Readings: Please do these before coming to class, if you possibly can --- things will make more sense if you do! (Obviously this doesn't apply to the first class.) Readings marked with a star (*) are optional, either because they're more advanced, or longer, or tangential. Readings marked with multiple stars are especially optional. There are currently some lectures for which I haven't fixed on readings, marked with "TBD"; these will be made specific at least three days before class.

Lecture 1 (Tuesday, 1 September): Introduction to the course

Welcome; course mechanics; data distributed over space and time; goals and challenges.
Readings:
- CMU's policy on academic integrity
- excerpt from Turabian's Manual for Writers (on Canvas)
- Guttorp, Introduction and Chapter 1 (on Canvas)
- Eshel, Chapter 7
Slides (R Markdown file used to make the slides)
Homework:
- Homework 0 assigned (on Canvas only)
- Homework 1: Assignment, kyoto-2020.csv data file

Lecture 2 (Thursday, 3 September): Graphics and Exploratory Analyses

Kinds of data and basic EDA by way of pictures.
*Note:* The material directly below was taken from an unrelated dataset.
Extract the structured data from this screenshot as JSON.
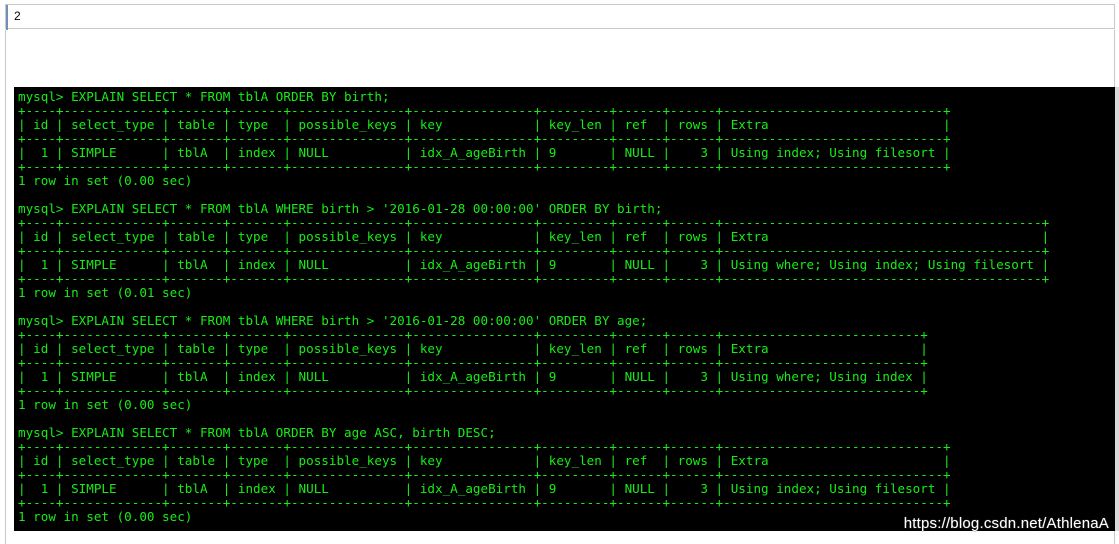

Data for regions (areas, intervals, periods) vs. data at points in space and time. Plotting over time: basic ideas and pitfalls. Tricks for plotting over time: index numbers (relative magnitude), differencing (rate of change over time) and summing (accumulation over time), calendar time vs. time relative to some event. Scatterplots of successive values to get at dynamics. Relationships between two variables: why scatterplots are better than plots with two vertical axes. Plotting over space: maps; types of maps; a little bit about map projections. Relationships between variables over space (scatterplots are better again). Re-doing all our usual EDA (boxplots, histograms, tables, etc.) by region in space and/or time to get at variability.
Reading:
- Handout on Stocks, flows, growth rates, etc. (.Rmd)
- Kieran Healy, "America's Ur-Choropleths", 12 June 2015
- Optional readings
  - (*) Kieran Healy, Data Visualization: A Practical Introduction (Princeton: Princeton University Press, 2019), especially Chapter 7, "Draw Maps" [Prof. Healy's website for the book includes the full text in draft form and code for reproducing examples]
  - (**) Whitney Battle-Baptiste and Britt Rusert (eds.), W. E. B. Du Bois's Data Portraits: Visualizing Black America: The Color Line at the Turn of the Twentieth Century (New York: Princeton Architectural Press, 2018) [About half of Du Bois's plots depict change over time, variation over space, or both. If you read both this and Healy's book, ask yourself how Healy would re-do Du Bois's plots.]
  - (**) Judy L. Klein, Statistical Visions in Time: A History of Time Series Analysis, 1662--1938, especially Part I [This is, among other things, an in-depth look at how different techniques for plotting time series emerged from "commercial arithmetic"]
Slides (with notes on a few points that came up during lecture), R Markdown file used to make the slides
Homework:
- Homework 0 due

Lecture 3 (Tuesday, 8 September): Smoothing, Trends, Detrending I

Smoothing by local averaging. The idea of a trend, and de-trending. Smoothing as EDA. Some of the math of smoothing: the influence (or "hat") matrix, degrees of freedom. Expanding in eigenvectors.
Readings:
- Eshel, Chapter 7
- Guttorp, Introduction and Chapter 1
Slides (.Rmd source file)
Notes on Trends, Smoothing and Detrending (.Rmd source file)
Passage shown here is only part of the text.